ActaDiurna’nın içeriğine gelince bugünkünden çok da farklı değilmiş.

İçeriğinde yasal mevzular, mahkemeler, sonrasında resmi haberler, duyurular, önemli doğum, ölüm ve evlilikler yer alırmış.

Levhalar kamusal alanlara asılır ve birkaç gün sonra indirilirmiş. Kimi zaman da bunlar katipler tarafından çoğaltılıp eyalet valilerine gönderilmiş.

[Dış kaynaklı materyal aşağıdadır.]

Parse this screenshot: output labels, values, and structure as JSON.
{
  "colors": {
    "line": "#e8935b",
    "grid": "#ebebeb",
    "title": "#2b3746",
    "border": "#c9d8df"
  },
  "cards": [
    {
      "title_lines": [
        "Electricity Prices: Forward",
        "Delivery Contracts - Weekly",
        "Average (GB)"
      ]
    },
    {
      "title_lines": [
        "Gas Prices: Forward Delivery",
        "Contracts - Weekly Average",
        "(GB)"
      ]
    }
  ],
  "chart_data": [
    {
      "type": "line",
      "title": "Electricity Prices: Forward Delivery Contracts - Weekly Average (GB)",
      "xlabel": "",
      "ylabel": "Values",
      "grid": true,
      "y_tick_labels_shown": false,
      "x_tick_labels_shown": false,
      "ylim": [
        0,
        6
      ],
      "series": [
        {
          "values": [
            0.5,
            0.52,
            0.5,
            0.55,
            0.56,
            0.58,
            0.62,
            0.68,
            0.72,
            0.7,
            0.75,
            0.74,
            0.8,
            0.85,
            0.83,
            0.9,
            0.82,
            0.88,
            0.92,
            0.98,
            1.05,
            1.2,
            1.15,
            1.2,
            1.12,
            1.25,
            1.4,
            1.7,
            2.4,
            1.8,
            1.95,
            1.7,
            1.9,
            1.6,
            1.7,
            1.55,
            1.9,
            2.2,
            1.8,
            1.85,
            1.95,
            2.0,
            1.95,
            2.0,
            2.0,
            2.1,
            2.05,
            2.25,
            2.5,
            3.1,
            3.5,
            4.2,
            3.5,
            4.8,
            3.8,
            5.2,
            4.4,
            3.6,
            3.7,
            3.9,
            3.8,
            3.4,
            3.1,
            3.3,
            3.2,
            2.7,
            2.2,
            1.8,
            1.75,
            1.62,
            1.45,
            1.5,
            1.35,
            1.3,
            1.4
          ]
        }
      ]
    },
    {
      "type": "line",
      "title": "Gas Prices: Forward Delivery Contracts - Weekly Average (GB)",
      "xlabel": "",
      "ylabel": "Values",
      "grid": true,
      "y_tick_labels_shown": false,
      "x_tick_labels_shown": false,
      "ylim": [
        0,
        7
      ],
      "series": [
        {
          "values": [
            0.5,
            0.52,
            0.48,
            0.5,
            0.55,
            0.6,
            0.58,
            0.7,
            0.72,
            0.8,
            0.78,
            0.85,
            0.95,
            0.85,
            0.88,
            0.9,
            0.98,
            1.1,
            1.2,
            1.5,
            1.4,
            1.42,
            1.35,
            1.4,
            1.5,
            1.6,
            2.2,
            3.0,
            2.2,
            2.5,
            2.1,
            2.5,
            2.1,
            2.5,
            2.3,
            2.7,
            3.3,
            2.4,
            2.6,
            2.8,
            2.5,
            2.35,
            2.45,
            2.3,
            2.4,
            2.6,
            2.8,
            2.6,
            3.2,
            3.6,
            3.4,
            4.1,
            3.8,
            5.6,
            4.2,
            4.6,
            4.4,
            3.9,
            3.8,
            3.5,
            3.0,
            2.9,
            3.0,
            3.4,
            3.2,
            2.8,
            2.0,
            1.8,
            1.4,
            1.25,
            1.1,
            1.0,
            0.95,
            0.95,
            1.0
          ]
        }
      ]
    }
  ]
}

Sonraki dönemlerde sarayın bültenine dönmüş kraliyet ve senatörlük kararlarının ilan mecrası olarak kullanılmış.

Kısaca Acta kayıtları denilen bu yayınların askeri, kentsel, ve yasal haberleri içeren formları da çıkmaya başlamış.

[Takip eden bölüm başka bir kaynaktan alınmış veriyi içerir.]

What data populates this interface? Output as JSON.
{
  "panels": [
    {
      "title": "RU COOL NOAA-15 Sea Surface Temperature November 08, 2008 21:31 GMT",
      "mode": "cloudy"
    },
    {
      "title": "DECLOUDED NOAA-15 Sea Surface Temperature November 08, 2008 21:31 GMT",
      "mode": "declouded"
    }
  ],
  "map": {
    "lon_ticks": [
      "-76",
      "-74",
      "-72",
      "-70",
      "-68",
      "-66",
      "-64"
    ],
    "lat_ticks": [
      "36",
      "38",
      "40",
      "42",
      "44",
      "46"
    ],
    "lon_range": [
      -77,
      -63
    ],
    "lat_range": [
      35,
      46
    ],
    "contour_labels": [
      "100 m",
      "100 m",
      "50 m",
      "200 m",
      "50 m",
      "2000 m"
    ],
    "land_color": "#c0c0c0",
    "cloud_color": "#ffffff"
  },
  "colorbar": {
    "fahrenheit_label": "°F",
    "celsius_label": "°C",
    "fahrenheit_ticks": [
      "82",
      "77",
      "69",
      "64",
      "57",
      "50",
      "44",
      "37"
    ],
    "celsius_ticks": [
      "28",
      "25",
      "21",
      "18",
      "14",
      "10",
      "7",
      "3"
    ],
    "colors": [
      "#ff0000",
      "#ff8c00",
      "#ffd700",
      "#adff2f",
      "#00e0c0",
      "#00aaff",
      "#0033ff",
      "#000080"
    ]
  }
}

Roma imparatorluğu makamı İstanbul’a o gün ki adıyla Konstantinapol’e taşınınca Acta kayıtlarının yayımlanmasına son verilmiş.

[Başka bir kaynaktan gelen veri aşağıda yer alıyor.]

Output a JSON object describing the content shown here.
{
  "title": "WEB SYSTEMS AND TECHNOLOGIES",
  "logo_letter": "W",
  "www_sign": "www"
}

Yasaklanmış mı dersiniz bilmiyorum ama ilk gazete ilk darbesini bu topraklarda almış ve gazetecilik o darbeleri almaya devam ediyor.

Kimi kaynaklar dünyanın ilk gazetesinin TchingPao’dur diyor ama belki de kâğıdı icat eden Çinliler olduğu içindir. ActaDiurna “Günlük Olaylar” TchingPao ise “Başkent Haberleri” anlamına geliyormuş.

Venedik Hükümeti’nin 16. Yüzyılda çıkardığı Notizie Şeritte “Yazılı Haberler” 1663 yılında İngiltere’de çıkan “The Intel Ligencer” ilk gazetelerden sayılabilecek diğer yayınlardır.

Şimdi gelelim 21 Ekim 1860’da kurulan ve kurulduğu tarih Dünya Gazeteciler Günü kabul edilen (bizden başka kabul eden var mı ki sanmıyorum) Tercuman-ı Ahval’e.

Agah Efendi ve Şinasi tarafından çıkarılan gazete başlarda sadece Pazar günleri çıkmaya başlamış 1861’e gelindiğinde 25. Sayısından sonra haftada 3 gün çıkmaya başlamış daha sonra Çıkan CerideiHavadis’le rekabet edebilmek için yayını haftada 5 güne çıkarmış.

Gazetede Ahmed Vefik Paşa, Ziya Paşa ve Refik Bey'in Osmanlı toplumunun geri kalma sebepleri ve memleketin ahvalini tartıştığı yazıları da yayınlanmaktadır.

Edebi eserlerin de yayınlandığı gazetede Türk edebiyat tarihinde ilk Türkçe oyun kabul edilen Şinasi’nin Şair Evlenmesi de bir dizi halinde yayınlanmıştır.

1861’de Ziya Paşanın yazdığı sanılan ve eğitim sistemine sert eleştiriler barındıran bir yazı gazeteye iki haftalık kapatma cezasına mal olur ki bu da Türk basınında ilk yayın durdurma cezasıdır. İlk sansürdür.

Gazete belirli şartlara dâhilinde iki hafta yasağın ardından sonra yeniden yayınlanır.

Tercüman-ı Ahval 11 Mart 1866'da 729. sayısından sonra yayınına son verir.

Tanzimat Dönemi aydınlarının görüşlerini paylaştıkları gazetenin ilk sayısındaki Şinasi’nin meşhur mukaddimesini okumanızı tavsiye ederim.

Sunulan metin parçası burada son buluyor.